💚 Global Sugarcane Production — EDA

💚 Global Sugarcane Production — EDA

Exploring production patterns, acreage, and yield across countries and continents

Overview

Sugarcane is one of the world's most economically significant crops, accounting for approximately 80% of global sugar production and serving as a primary feedstock for sugar, biofuel, molasses, and ethanol. It is cultivated across tropical and subtropical regions spanning multiple continents.

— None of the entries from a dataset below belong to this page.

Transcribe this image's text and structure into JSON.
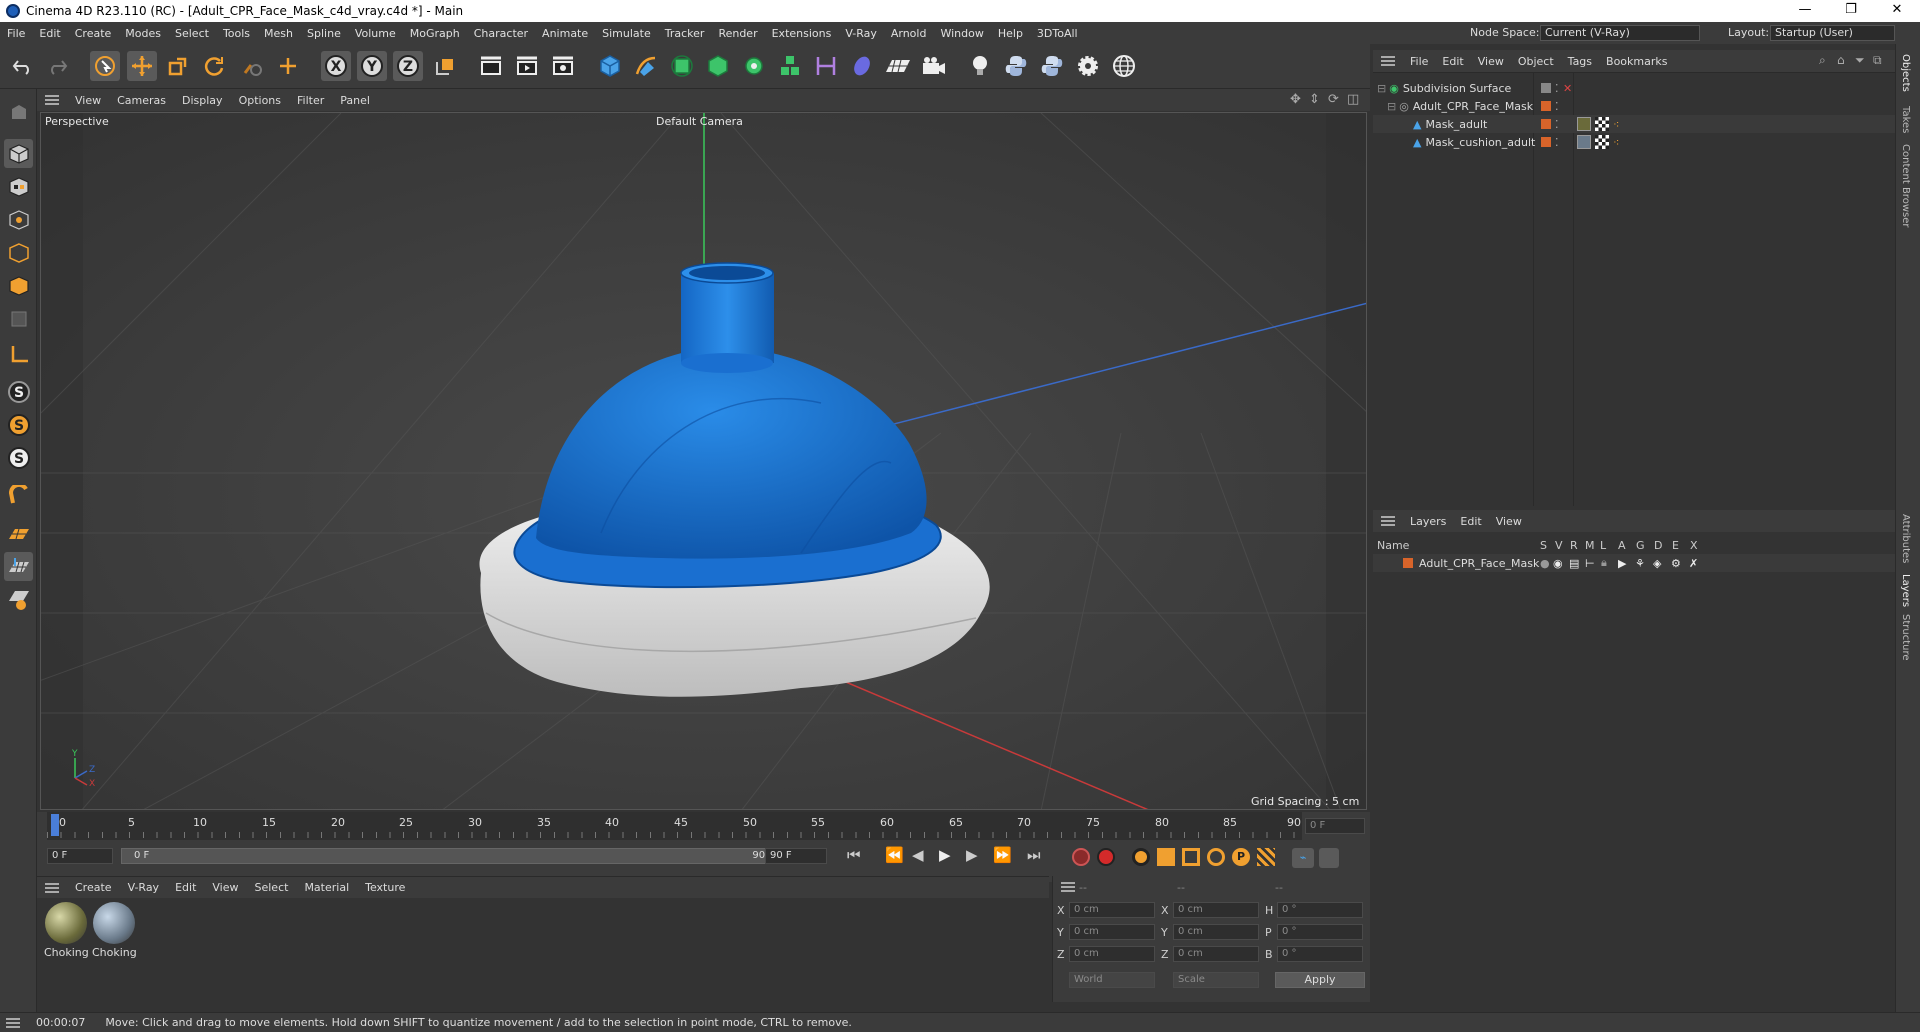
{
  "window": {
    "title": "Cinema 4D R23.110 (RC) - [Adult_CPR_Face_Mask_c4d_vray.c4d *] - Main",
    "minimize": "—",
    "maximize": "❐",
    "close": "✕"
  },
  "menubar": {
    "items": [
      "File",
      "Edit",
      "Create",
      "Modes",
      "Select",
      "Tools",
      "Mesh",
      "Spline",
      "Volume",
      "MoGraph",
      "Character",
      "Animate",
      "Simulate",
      "Tracker",
      "Render",
      "Extensions",
      "V-Ray",
      "Arnold",
      "Window",
      "Help",
      "3DToAll"
    ],
    "node_space_label": "Node Space:",
    "node_space_value": "Current (V-Ray)",
    "layout_label": "Layout:",
    "layout_value": "Startup (User)"
  },
  "viewport": {
    "menu": [
      "View",
      "Cameras",
      "Display",
      "Options",
      "Filter",
      "Panel"
    ],
    "label": "Perspective",
    "camera": "Default Camera",
    "grid_spacing": "Grid Spacing : 5 cm",
    "axis_y": "Y",
    "axis_z": "Z",
    "axis_x": "X"
  },
  "timeline": {
    "ticks": [
      "0",
      "5",
      "10",
      "15",
      "20",
      "25",
      "30",
      "35",
      "40",
      "45",
      "50",
      "55",
      "60",
      "65",
      "70",
      "75",
      "80",
      "85",
      "90"
    ],
    "current_frame": "0 F",
    "start_field": "0 F",
    "range_start": "0 F",
    "range_end": "90 F",
    "end_field": "90 F",
    "preview_end": "90 F"
  },
  "materials": {
    "menu": [
      "Create",
      "V-Ray",
      "Edit",
      "View",
      "Select",
      "Material",
      "Texture"
    ],
    "items": [
      {
        "name": "Choking"
      },
      {
        "name": "Choking"
      }
    ]
  },
  "coords": {
    "header": [
      "--",
      "--",
      "--"
    ],
    "rows": [
      {
        "a": "X",
        "av": "0 cm",
        "b": "X",
        "bv": "0 cm",
        "c": "H",
        "cv": "0 °"
      },
      {
        "a": "Y",
        "av": "0 cm",
        "b": "Y",
        "bv": "0 cm",
        "c": "P",
        "cv": "0 °"
      },
      {
        "a": "Z",
        "av": "0 cm",
        "b": "Z",
        "bv": "0 cm",
        "c": "B",
        "cv": "0 °"
      }
    ],
    "space": "World",
    "mode": "Scale",
    "apply": "Apply"
  },
  "objects": {
    "menu": [
      "File",
      "Edit",
      "View",
      "Object",
      "Tags",
      "Bookmarks"
    ],
    "tree": [
      {
        "name": "Subdivision Surface",
        "level": 0
      },
      {
        "name": "Adult_CPR_Face_Mask",
        "level": 1
      },
      {
        "name": "Mask_adult",
        "level": 2
      },
      {
        "name": "Mask_cushion_adult",
        "level": 2
      }
    ]
  },
  "layers": {
    "menu": [
      "Layers",
      "Edit",
      "View"
    ],
    "columns": [
      "Name",
      "S",
      "V",
      "R",
      "M",
      "L",
      "A",
      "G",
      "D",
      "E",
      "X"
    ],
    "rows": [
      {
        "name": "Adult_CPR_Face_Mask"
      }
    ]
  },
  "side_tabs": [
    "Objects",
    "Takes",
    "Content Browser",
    "Attributes",
    "Layers",
    "Structure"
  ],
  "status": {
    "time": "00:00:07",
    "message": "Move: Click and drag to move elements. Hold down SHIFT to quantize movement / add to the selection in point mode, CTRL to remove."
  },
  "colors": {
    "mask_blue": "#1a73d2",
    "cushion_white": "#e8e8e8",
    "accent_orange": "#d8642a",
    "x_axis": "#c83a3a",
    "y_axis": "#3ac85a",
    "z_axis": "#3a6ac8"
  }
}
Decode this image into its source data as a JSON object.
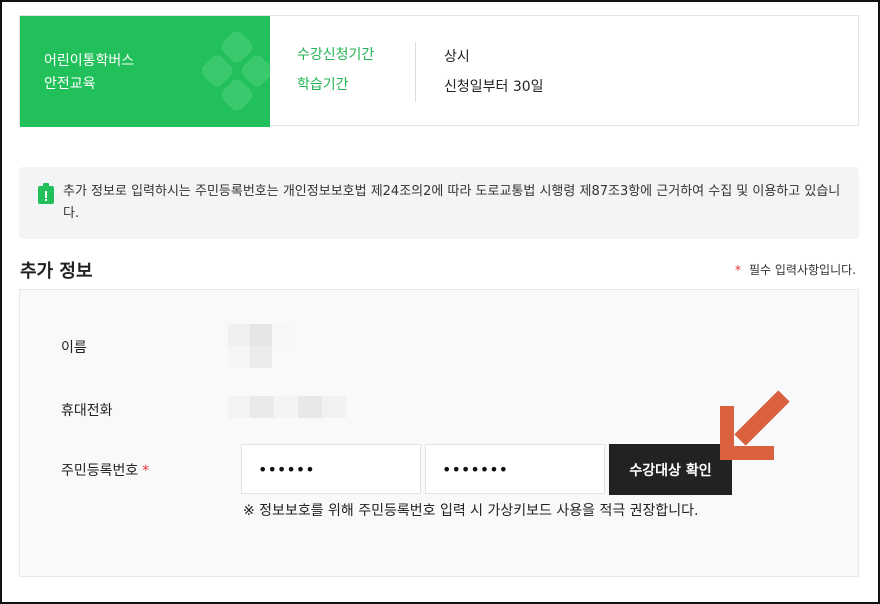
{
  "course": {
    "title_line1": "어린이통학버스",
    "title_line2": "안전교육",
    "labels": [
      "수강신청기간",
      "학습기간"
    ],
    "values": [
      "상시",
      "신청일부터 30일"
    ]
  },
  "notice": {
    "icon": "id-badge-icon",
    "text": "추가 정보로 입력하시는 주민등록번호는 개인정보보호법 제24조의2에 따라 도로교통법 시행령 제87조3항에 근거하여 수집 및 이용하고 있습니다."
  },
  "section": {
    "title": "추가 정보",
    "required_star": "*",
    "required_note": "필수 입력사항입니다."
  },
  "form": {
    "name_label": "이름",
    "phone_label": "휴대전화",
    "rrn_label": "주민등록번호",
    "rrn_required": "*",
    "rrn_front_value": "••••••",
    "rrn_back_value": "•••••••",
    "confirm_label": "수강대상 확인",
    "hint": "※ 정보보호를 위해 주민등록번호 입력 시 가상키보드 사용을 적극 권장합니다."
  },
  "colors": {
    "brand_green": "#22c05b",
    "accent_green_text": "#22b455",
    "required_red": "#e5322d",
    "arrow_orange": "#d9613e"
  }
}
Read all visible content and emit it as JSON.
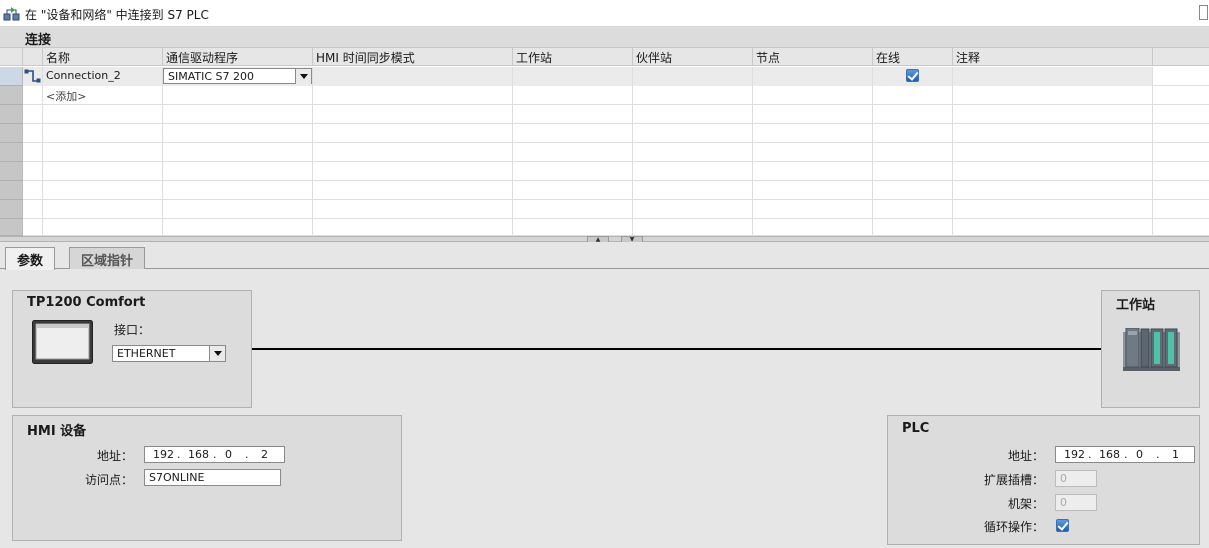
{
  "window": {
    "title": "在 \"设备和网络\" 中连接到 S7 PLC"
  },
  "section": {
    "title": "连接"
  },
  "grid": {
    "columns": [
      "名称",
      "通信驱动程序",
      "HMI 时间同步模式",
      "工作站",
      "伙伴站",
      "节点",
      "在线",
      "注释"
    ],
    "rows": [
      {
        "name": "Connection_2",
        "driver": "SIMATIC S7 200",
        "hmi_sync": "",
        "station": "",
        "partner": "",
        "node": "",
        "online": true,
        "comment": ""
      }
    ],
    "add_label": "<添加>"
  },
  "tabs": [
    {
      "label": "参数",
      "active": true
    },
    {
      "label": "区域指针",
      "active": false
    }
  ],
  "device_panel": {
    "title": "TP1200 Comfort",
    "interface_label": "接口：",
    "interface_value": "ETHERNET"
  },
  "station_panel": {
    "title": "工作站"
  },
  "hmi_panel": {
    "title": "HMI 设备",
    "address_label": "地址：",
    "address": [
      "192",
      "168",
      "0",
      "2"
    ],
    "access_point_label": "访问点：",
    "access_point": "S7ONLINE"
  },
  "plc_panel": {
    "title": "PLC",
    "address_label": "地址：",
    "address": [
      "192",
      "168",
      "0",
      "1"
    ],
    "slot_label": "扩展插槽：",
    "slot": "0",
    "rack_label": "机架：",
    "rack": "0",
    "cyclic_label": "循环操作：",
    "cyclic": true
  },
  "colors": {
    "checkbox": "#2f6fc0",
    "connection_line": "#000000",
    "selected_gutter": "#ccd8e6"
  },
  "icons": {
    "title": "network-connection-icon",
    "row": "connection-icon",
    "hmi": "hmi-panel-icon",
    "station": "plc-station-icon"
  }
}
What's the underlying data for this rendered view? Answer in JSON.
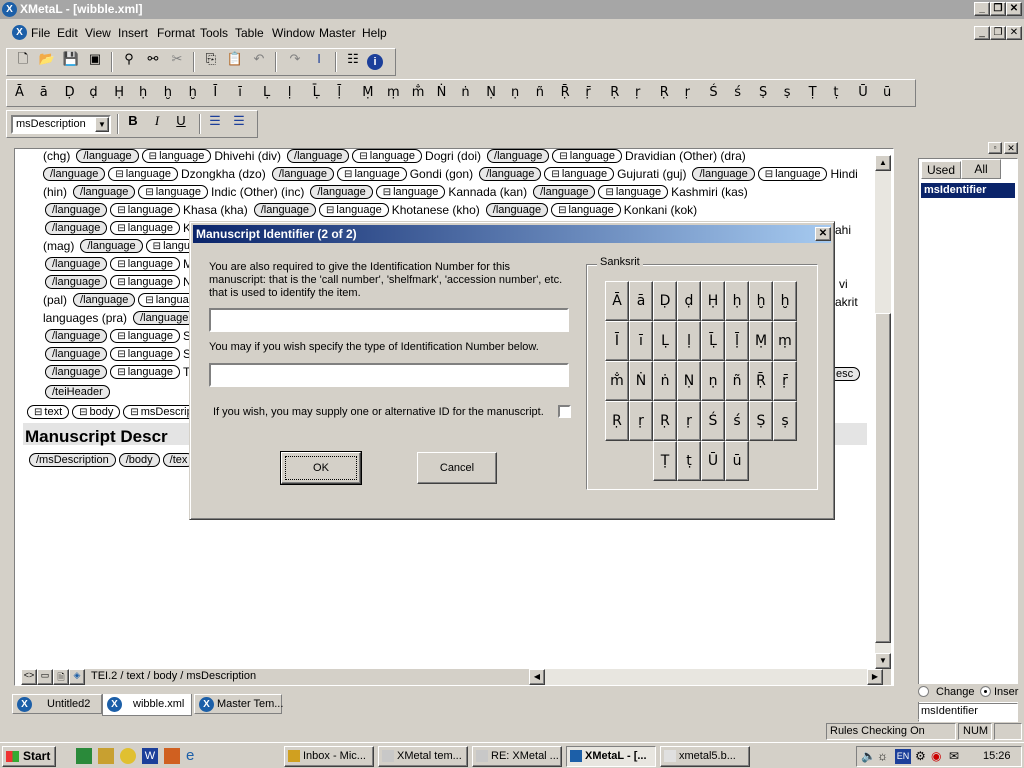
{
  "window": {
    "title": "XMetaL - [wibble.xml]"
  },
  "menu": [
    "File",
    "Edit",
    "View",
    "Insert",
    "Format",
    "Tools",
    "Table",
    "Window",
    "Master",
    "Help"
  ],
  "toolbar_style": {
    "element_select": "msDescription",
    "bold": "B",
    "italic": "I",
    "underline": "U"
  },
  "special_chars": [
    "Ā",
    "ā",
    "Ḍ",
    "ḍ",
    "Ḥ",
    "ḥ",
    "ḫ",
    "ḫ",
    "Ī",
    "ī",
    "Ḷ",
    "ḷ",
    "Ḹ",
    "ḹ",
    "Ṃ",
    "ṃ",
    "m̐",
    "Ṅ",
    "ṅ",
    "Ṇ",
    "ṇ",
    "ñ",
    "Ṝ",
    "ṝ",
    "Ṛ",
    "ṛ",
    "Ṛ",
    "ṛ",
    "Ś",
    "ś",
    "Ṣ",
    "ṣ",
    "Ṭ",
    "ṭ",
    "Ū",
    "ū"
  ],
  "document": {
    "lines": [
      [
        {
          "t": "txt",
          "v": "(chg)"
        },
        {
          "t": "end",
          "v": "/language"
        },
        {
          "t": "start",
          "v": "language"
        },
        {
          "t": "txt",
          "v": "Dhivehi (div)"
        },
        {
          "t": "end",
          "v": "/language"
        },
        {
          "t": "start",
          "v": "language"
        },
        {
          "t": "txt",
          "v": "Dogri (doi)"
        },
        {
          "t": "end",
          "v": "/language"
        },
        {
          "t": "start",
          "v": "language"
        },
        {
          "t": "txt",
          "v": "Dravidian (Other) (dra)"
        }
      ],
      [
        {
          "t": "end",
          "v": "/language"
        },
        {
          "t": "start",
          "v": "language"
        },
        {
          "t": "txt",
          "v": "Dzongkha (dzo)"
        },
        {
          "t": "end",
          "v": "/language"
        },
        {
          "t": "start",
          "v": "language"
        },
        {
          "t": "txt",
          "v": "Gondi (gon)"
        },
        {
          "t": "end",
          "v": "/language"
        },
        {
          "t": "start",
          "v": "language"
        },
        {
          "t": "txt",
          "v": "Gujurati (guj)"
        },
        {
          "t": "end",
          "v": "/language"
        },
        {
          "t": "start",
          "v": "language"
        },
        {
          "t": "txt",
          "v": "Hindi"
        }
      ],
      [
        {
          "t": "txt",
          "v": "(hin)"
        },
        {
          "t": "end",
          "v": "/language"
        },
        {
          "t": "start",
          "v": "language"
        },
        {
          "t": "txt",
          "v": "Indic (Other) (inc)"
        },
        {
          "t": "end",
          "v": "/language"
        },
        {
          "t": "start",
          "v": "language"
        },
        {
          "t": "txt",
          "v": "Kannada (kan)"
        },
        {
          "t": "end",
          "v": "/language"
        },
        {
          "t": "start",
          "v": "language"
        },
        {
          "t": "txt",
          "v": "Kashmiri (kas)"
        }
      ],
      [
        {
          "t": "end",
          "v": "/language"
        },
        {
          "t": "start",
          "v": "language"
        },
        {
          "t": "txt",
          "v": "Khasa (kha)"
        },
        {
          "t": "end",
          "v": "/language"
        },
        {
          "t": "start",
          "v": "language"
        },
        {
          "t": "txt",
          "v": "Khotanese (kho)"
        },
        {
          "t": "end",
          "v": "/language"
        },
        {
          "t": "start",
          "v": "language"
        },
        {
          "t": "txt",
          "v": "Konkani (kok)"
        }
      ],
      [
        {
          "t": "end",
          "v": "/language"
        },
        {
          "t": "start",
          "v": "language"
        },
        {
          "t": "txt",
          "v": "Ku"
        }
      ],
      [
        {
          "t": "txt",
          "v": "(mag)"
        },
        {
          "t": "end",
          "v": "/language"
        },
        {
          "t": "start",
          "v": "langua"
        }
      ],
      [
        {
          "t": "end",
          "v": "/language"
        },
        {
          "t": "start",
          "v": "language"
        },
        {
          "t": "txt",
          "v": "M"
        }
      ],
      [
        {
          "t": "end",
          "v": "/language"
        },
        {
          "t": "start",
          "v": "language"
        },
        {
          "t": "txt",
          "v": "Ne"
        }
      ],
      [
        {
          "t": "txt",
          "v": "(pal)"
        },
        {
          "t": "end",
          "v": "/language"
        },
        {
          "t": "start",
          "v": "language"
        }
      ],
      [
        {
          "t": "txt",
          "v": "languages (pra)"
        },
        {
          "t": "end",
          "v": "/language"
        }
      ],
      [
        {
          "t": "end",
          "v": "/language"
        },
        {
          "t": "start",
          "v": "language"
        },
        {
          "t": "txt",
          "v": "Sa"
        }
      ],
      [
        {
          "t": "end",
          "v": "/language"
        },
        {
          "t": "start",
          "v": "language"
        },
        {
          "t": "txt",
          "v": "Si"
        }
      ],
      [
        {
          "t": "end",
          "v": "/language"
        },
        {
          "t": "start",
          "v": "language"
        },
        {
          "t": "txt",
          "v": "Th"
        }
      ],
      [
        {
          "t": "end",
          "v": "/teiHeader"
        }
      ],
      [
        {
          "t": "start",
          "v": "text"
        },
        {
          "t": "start",
          "v": "body"
        },
        {
          "t": "start",
          "v": "msDescrip"
        }
      ]
    ],
    "right_fragments": {
      "ahi": "ahi",
      "vi": "vi",
      "rakrit": "rakrit",
      "esc": "esc"
    },
    "heading": "Manuscript Descr",
    "closing": [
      "/msDescription",
      "/body",
      "/tex"
    ],
    "path": "TEI.2 / text / body / msDescription"
  },
  "dialog": {
    "title": "Manuscript Identifier (2 of 2)",
    "prompt1": "You are also required to give the Identification Number for this manuscript: that is the 'call number', 'shelfmark', 'accession number', etc. that is used to identify the item.",
    "id_value": "",
    "prompt2": "You may if you wish specify the type of Identification Number below.",
    "type_value": "",
    "alt_prompt": "If you wish, you may supply one or alternative ID for the manuscript.",
    "ok": "OK",
    "cancel": "Cancel",
    "group_label": "Sanksrit",
    "chars": [
      [
        "Ā",
        "ā",
        "Ḍ",
        "ḍ",
        "Ḥ",
        "ḥ",
        "ḫ",
        "ḫ"
      ],
      [
        "Ī",
        "ī",
        "Ḷ",
        "ḷ",
        "Ḹ",
        "ḹ",
        "Ṃ",
        "ṃ"
      ],
      [
        "m̐",
        "Ṅ",
        "ṅ",
        "Ṇ",
        "ṇ",
        "ñ",
        "Ṝ",
        "ṝ"
      ],
      [
        "Ṛ",
        "ṛ",
        "Ṛ",
        "ṛ",
        "Ś",
        "ś",
        "Ṣ",
        "ṣ"
      ],
      [
        "Ṭ",
        "ṭ",
        "Ū",
        "ū"
      ]
    ]
  },
  "side_panel": {
    "tabs": [
      "Used",
      "All"
    ],
    "items": [
      "msIdentifier"
    ],
    "radio_change": "Change",
    "radio_insert": "Inser",
    "current": "msIdentifier"
  },
  "doc_tabs": [
    "Untitled2",
    "wibble.xml",
    "Master Tem..."
  ],
  "status": {
    "rules": "Rules Checking On",
    "num": "NUM"
  },
  "taskbar": {
    "start": "Start",
    "items": [
      "Inbox - Mic...",
      "XMetal tem...",
      "RE: XMetal ...",
      "XMetaL - [...",
      "xmetal5.b..."
    ],
    "clock": "15:26",
    "lang": "EN"
  }
}
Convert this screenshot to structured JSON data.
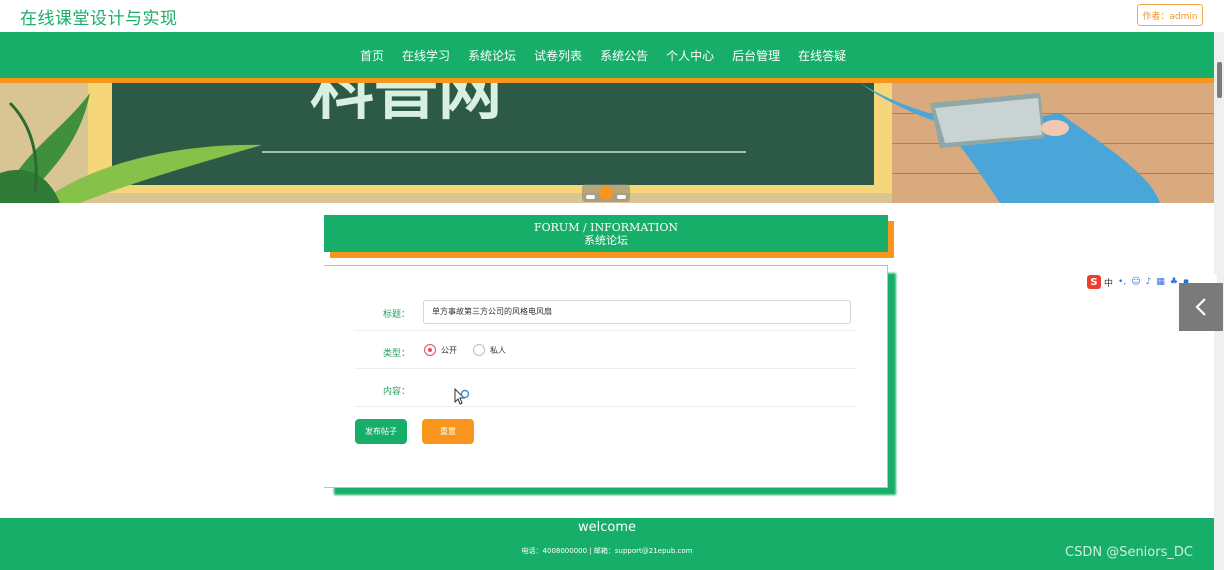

This project performs a focused Exploratory Data Analysis (EDA) on a dataset of global sugarcane production statistics — examining how production volume, cultivated acreage, and yield efficiency vary across countries and continents.

Dataset

Attribute	Details
Source	Sugarcane Dataset — Kaggle (komalharshita)
File	`List of Countries by Sugarcane Production.csv`
Rows	One row per country
Target	No target — this is an unsupervised EDA

Feature Summary

#	Column	Type	Description
1	Country	Categorical	Name of the country
2	Continent	Categorical	Continent the country belongs to
3	Production (Tons)	Numerical	Total sugarcane produced (metric tons)
4	Production per Person (Kg)	Numerical	Per-capita sugarcane production (kg)
5	Acreage (Hectare)	Numerical	Area under sugarcane cultivation (hectares)
6	Yield (Kg / Hectare)	Numerical	Productivity per unit area (kg per hectare)

Project Structure

sugarcane-eda/
│
├── sugarcane_eda.ipynb                             # Main EDA notebook (portfolio version)
├── List of Countries by Sugarcane Production.csv   # Raw dataset
└── README.md                                       # This file

Data Cleaning Steps

The raw dataset requires significant cleaning before analysis is possible:

String formatting — Numerical columns use European formatting (. as thousands separator, , as decimal). These are stripped and swapped to Python-parseable format.
Column renaming — Spaces and special characters replaced to allow clean pandas attribute access.
Missing value handling — Null rows identified and removed; index reset.
Dropping redundant columns — index and Unnamed: 0 columns removed after reset.
Type conversion — All numerical columns cast from object (string) to float.

Analysis Sections

Section	Description
6.1	Continent-wise country count — bar chart of producing countries per continent
6.2	Distribution plots — histogram + KDE for all four numerical features
6.3	Boxplots — spread, IQR, and outlier detection per feature
6.4	Summary statistics — mean, std, quartiles, min/max

Key Findings

Asia and South America account for the largest number of sugarcane-producing countries, reflecting the crop's preference for tropical and subtropical climates.
Production (Tons) and Acreage (Hectare) are both strongly right-skewed — a small number of countries produce the vast majority of the world's sugarcane (notably Brazil and India).
Yield (Kg/Hectare) shows less extreme skew than raw production, suggesting that some smaller-acreage countries achieve competitive yield efficiency through advanced agricultural practices.
Production per Person (Kg) varies widely — countries with small populations but large cultivation areas show very high per-capita values, even if total absolute production is modest.
The boxplots confirm that outliers dominate the production and acreage distributions. Log-transformation of these columns is recommended before any downstream modelling.

Recommended Next Steps

Apply log-transformation to Production, Acreage, and Yield before further analysis
Perform bivariate analysis: Acreage vs Production, Yield vs Continent
Identify the top 10 producers and visualise them on a world map (geopandas / plotly)
Investigate whether higher acreage always leads to proportionally higher production
Add a bivariate heatmap to surface correlations between all numerical features

Tech Stack

Library	Purpose
`pandas`	Data loading, cleaning, and manipulation
`matplotlib`	Base plotting framework
`seaborn`	Statistical visualisations
`IPython.display`	Custom HTML/CSS rendering in notebook

How to Run

Option 1 — Kaggle (recommended)

Open the notebook on Kaggle.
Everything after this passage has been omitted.